I own Marketing Methods P/L, a marketing consultancy and training company, and Bandalong Cottages, self-contained accommodation six minutes from Mudgee.
When the pandemic broke out, I immediately lost 100% of income from my two businesses.
My marketing role mostly involves travel Australia–wide. When airlines and borders closed, my clients stopped engagement until further notice. As time moved forward, my contractors were asking for an indication of when travel would resume. There is still a bit of a question mark over that, depending on the destination.
With the accommodation business, the 2019/early 2020 bushfires saw many cancellations. Then COVID-19 saw a complete cancellation of all future bookings. This is only starting to pick up a bit now.
How we’ve spent the downtime
Weirdly, there is some comfort knowing we can only do so much and we’re all in a similar boat.
We are thankful for the government stimulus package and this has enabled us to put our attention back into the business. We’ve been busy doing research in readiness for a return to business. Currently, we are focussed on continuous improvement. We are keeping abreast of industry activity and responses, and monitoring competitors. We’re developing new products and keeping an open dialogue with customers and clients.
We’ve also been busy maintaining and improving our accommodation business infrastructure, grounds and gardens.

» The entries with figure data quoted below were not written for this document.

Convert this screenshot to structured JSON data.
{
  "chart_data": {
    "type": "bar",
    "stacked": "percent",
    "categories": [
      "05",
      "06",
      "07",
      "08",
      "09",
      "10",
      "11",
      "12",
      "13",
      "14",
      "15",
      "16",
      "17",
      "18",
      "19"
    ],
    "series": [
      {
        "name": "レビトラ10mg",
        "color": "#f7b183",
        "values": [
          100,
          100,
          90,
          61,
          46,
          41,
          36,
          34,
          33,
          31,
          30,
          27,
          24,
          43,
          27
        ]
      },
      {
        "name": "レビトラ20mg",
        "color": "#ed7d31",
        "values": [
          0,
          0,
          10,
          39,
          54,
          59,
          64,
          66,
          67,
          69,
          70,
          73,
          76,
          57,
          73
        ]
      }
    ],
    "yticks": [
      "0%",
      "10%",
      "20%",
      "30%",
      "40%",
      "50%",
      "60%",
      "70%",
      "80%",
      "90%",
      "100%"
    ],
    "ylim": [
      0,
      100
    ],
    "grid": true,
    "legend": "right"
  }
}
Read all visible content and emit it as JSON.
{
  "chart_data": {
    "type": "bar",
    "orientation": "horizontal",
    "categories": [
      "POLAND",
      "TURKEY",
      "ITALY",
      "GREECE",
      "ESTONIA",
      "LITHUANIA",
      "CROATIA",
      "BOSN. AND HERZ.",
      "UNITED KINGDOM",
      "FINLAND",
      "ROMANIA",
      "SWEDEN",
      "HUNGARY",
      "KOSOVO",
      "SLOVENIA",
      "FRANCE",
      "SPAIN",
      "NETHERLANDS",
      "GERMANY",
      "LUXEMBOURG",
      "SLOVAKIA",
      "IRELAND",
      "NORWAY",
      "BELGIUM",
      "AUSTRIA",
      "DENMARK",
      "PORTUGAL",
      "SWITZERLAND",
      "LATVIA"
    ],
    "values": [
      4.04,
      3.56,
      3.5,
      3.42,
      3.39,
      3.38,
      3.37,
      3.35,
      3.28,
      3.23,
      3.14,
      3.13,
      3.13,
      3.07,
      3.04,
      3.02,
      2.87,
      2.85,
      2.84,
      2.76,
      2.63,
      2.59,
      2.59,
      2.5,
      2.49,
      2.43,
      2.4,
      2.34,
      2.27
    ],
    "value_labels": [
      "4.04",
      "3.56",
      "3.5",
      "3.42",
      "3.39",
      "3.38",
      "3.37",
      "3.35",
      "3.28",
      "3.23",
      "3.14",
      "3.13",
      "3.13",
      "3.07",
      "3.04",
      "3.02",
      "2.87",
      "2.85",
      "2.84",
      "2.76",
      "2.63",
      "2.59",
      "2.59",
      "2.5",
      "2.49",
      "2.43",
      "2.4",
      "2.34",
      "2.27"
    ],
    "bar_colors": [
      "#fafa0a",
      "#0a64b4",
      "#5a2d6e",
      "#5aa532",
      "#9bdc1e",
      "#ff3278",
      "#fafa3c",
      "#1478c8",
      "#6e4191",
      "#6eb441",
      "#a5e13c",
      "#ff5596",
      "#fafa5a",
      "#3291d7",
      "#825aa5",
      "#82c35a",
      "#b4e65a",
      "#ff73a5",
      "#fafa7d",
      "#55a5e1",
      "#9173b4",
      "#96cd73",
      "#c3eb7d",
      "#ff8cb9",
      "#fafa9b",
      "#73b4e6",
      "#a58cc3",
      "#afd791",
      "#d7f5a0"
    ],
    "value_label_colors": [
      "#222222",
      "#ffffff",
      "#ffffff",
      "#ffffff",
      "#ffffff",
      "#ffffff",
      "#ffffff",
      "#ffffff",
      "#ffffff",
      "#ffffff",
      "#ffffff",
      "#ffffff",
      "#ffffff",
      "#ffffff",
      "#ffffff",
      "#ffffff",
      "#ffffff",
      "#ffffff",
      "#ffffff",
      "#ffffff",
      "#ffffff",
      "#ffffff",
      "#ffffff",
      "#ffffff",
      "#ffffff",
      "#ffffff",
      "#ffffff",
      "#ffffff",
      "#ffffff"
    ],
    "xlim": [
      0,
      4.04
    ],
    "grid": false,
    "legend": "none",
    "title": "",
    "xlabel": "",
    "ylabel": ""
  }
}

Personally, I’ve been catching up on sleep and getting lots of physical work done around the property. Keeping focussed on the ‘to-do list’ has been the key!
The best and the worst thing
The best thing about running a small business is the control of your product and deliverables – although COVID-19 has tested this somewhat. Even so, I relish the responsibility for generating income/sales and determining the business’s direction.
The worst thing is keeping up with the constantly changing contexts intrinsic to my business, like social media, legislation, tax laws and technical skills. Wading through this information takes a lot of time. You have to know a lot and if it’s outside of your skillset, you also have to rely on others.
Great community of like-minded people
I am lucky that I am in a region full of flexible, innovative entrepreneurs who are business-community minded and keen to share ideas. Creativity and collaboration are easy in this space.
Advice for other small businesses
Cashflow is king/queen in any business so monitoring expenses and keeping an eye on the balance sheet is super important. Don’t go into small business unless you are prepared to spend some of your own money. Try to always have three-plus months of expenses in your bank account so you have a buffer when needed. Monitor ways to reduce your outgoing costs. Since good staff are worth their weight in gold, do everything you can to bring them along with you, and keep them in the loop whatever happens.
Finally, some advice that might seem counter-intuitive. Always have your business ready for sale. That way you and your business present well at short notice, and you keep your product and service fresh. Keep your eye on the market, and have a point in time when you know it’s time to invest or close your business.
You’ve got to be prepared to:
- weather the storm;
- invest more into it; or
- close the business knowing you had a go.
Every experience in business teaches you something.